Ależ oczywiście. Nie chcę głosować na partię Strusiów, która chowa głowę w piasek. Nie chcę głosować na partię "Panów z półwiecza" - która od rządzenia państwem woli doszukiwać się, kto X lat temu był w SB. Więc zostaje mi opcja, której może nie popieram w pełni, ale która jako jedyna pokazała w ostatnich czasach klasę, a nie pogrążyła się do poziomu gruntu.
[ Dodano: Pon 23 Sie, 2010 07:02 ]
EDIT:
Reasumując cały Twój post, pokazuje on dobitnie, jak propisowscy zwolennicy Jarosława nie potrafią pogodzić się z porażką. Nie potrafią pogodzić się z tym, że nie zadziałała sfingowana przez Kaczyńskiego na czas wyborów maska spokojnego, dążącego do zgody. Nie podziałały usilne działania propisowskiego KK, by zrobić z brata kandydata "prezydenta idealnego" i męczennika narodu. Nie podziałały namowy, sugestie, a czasem wprost głoszone tezy, że Komorowski to nie katolik. Nie podziało nic - ludzie i tak woleli kandydata PO. I, jak widzę, tego propisowcy nie potrafią przyjąć z honorem, nie potrafią przyjąć, że po prostu Komorowski okazał się lepszy.

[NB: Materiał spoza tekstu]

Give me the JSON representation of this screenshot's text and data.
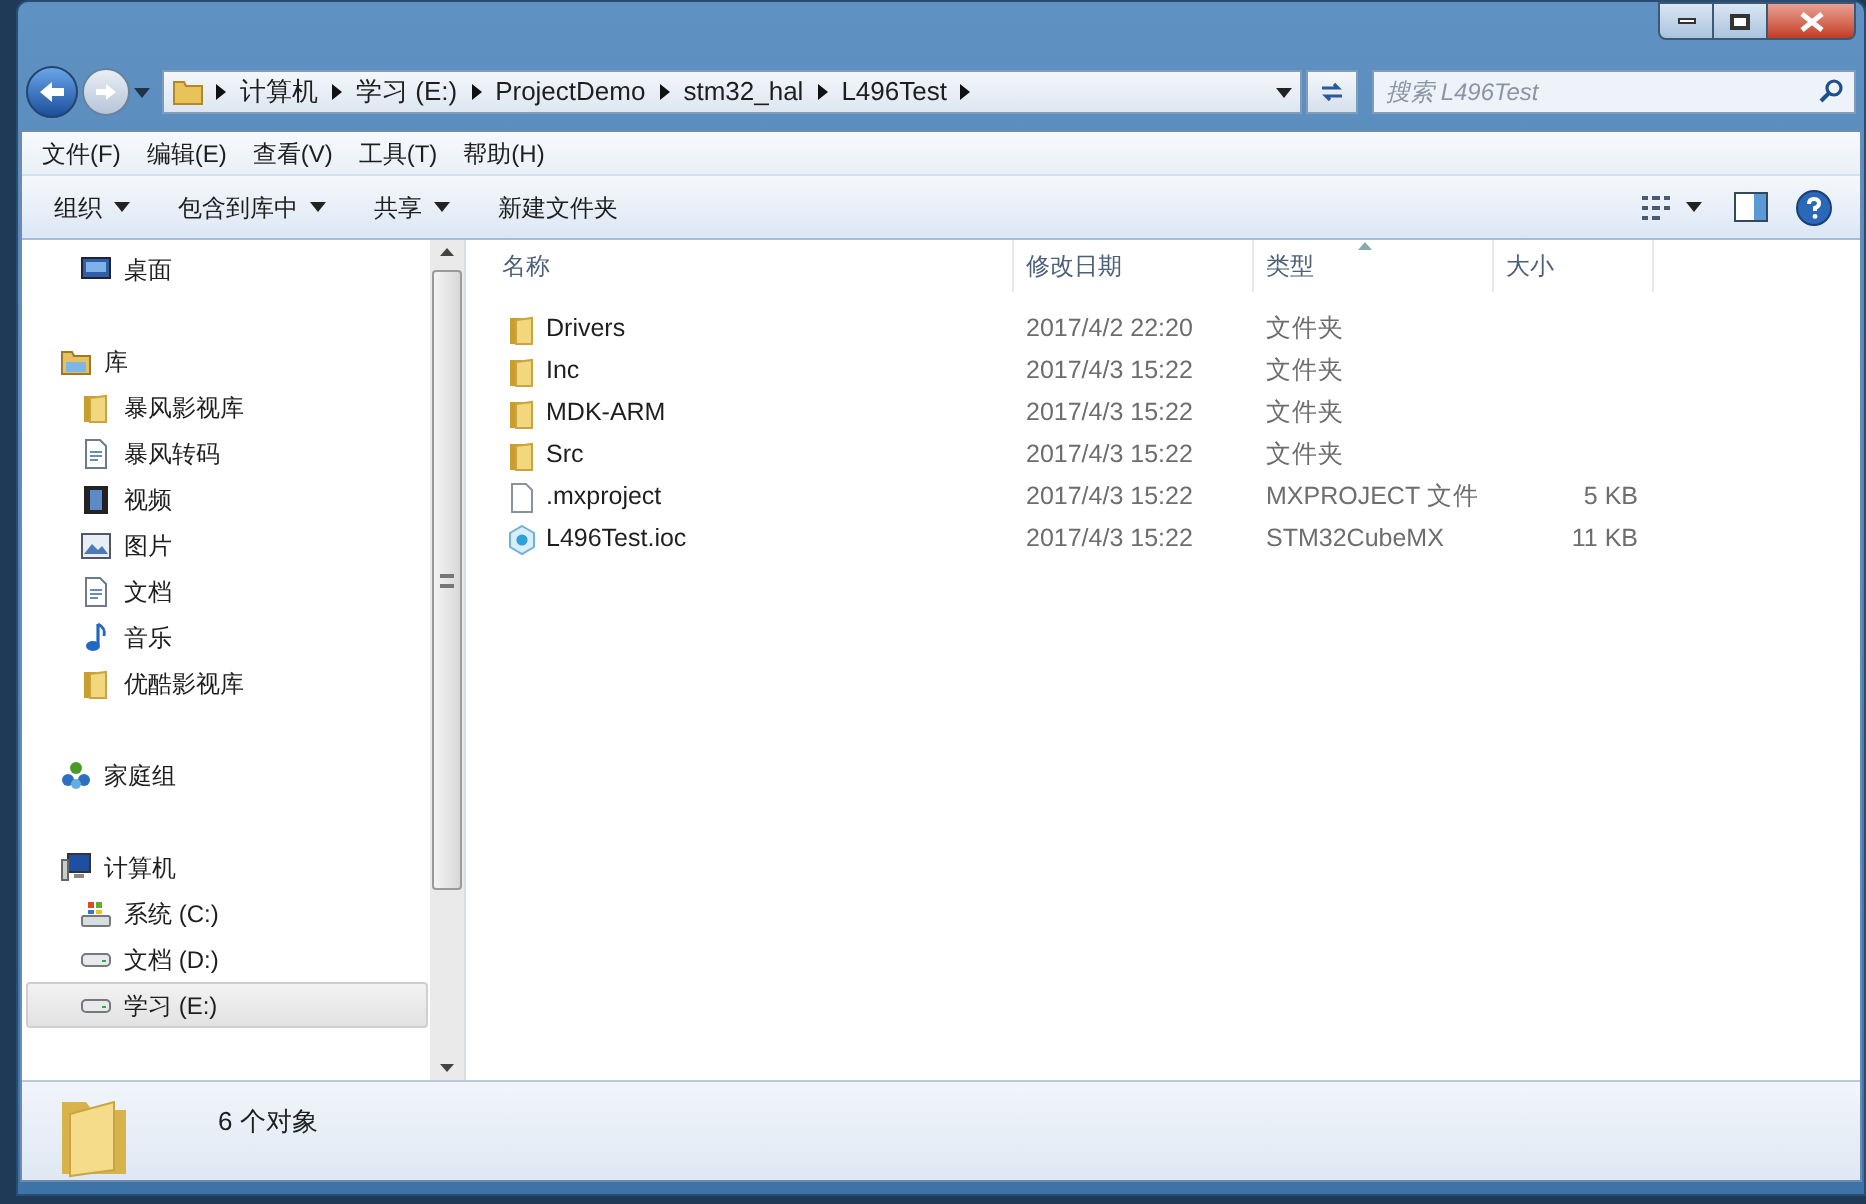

Szukają winy wszędzie - w mediach, w manipulacji itd - byle nie zburzyć obrazu "świetnego" (ich zdaniem) kandydata, byle nie przyznać, że po prostu ludzie woleli kogo innego.
Nawet nie przyjmują do wiadomości, że ludzie wyrobili sobie zdanie o PiS i braciach Kaczyńskich już wcześniej - mając bezpośredni przedsmak sytuacji, gdy PiS rządził. Bo oczywiście, najprościej zwalić na media, niż przyznać, że kandydat dał plamę.
A, swoją drogą, tak dobitnie wypowiadasz się o manipulacjach mediów... rozumiem więc, że bezpośrednio byłeś przy każdym działaniu PiS'u, uczestniczyłeś w wydarzeniach? No bo inaczej, to skąd byś wiedział, co jest prawdą, a co manipulacją? No, chyba, że selektywnie wybierasz media, i arbitralnie uznajesz, kto manipuluje, a kto mówi prawdę.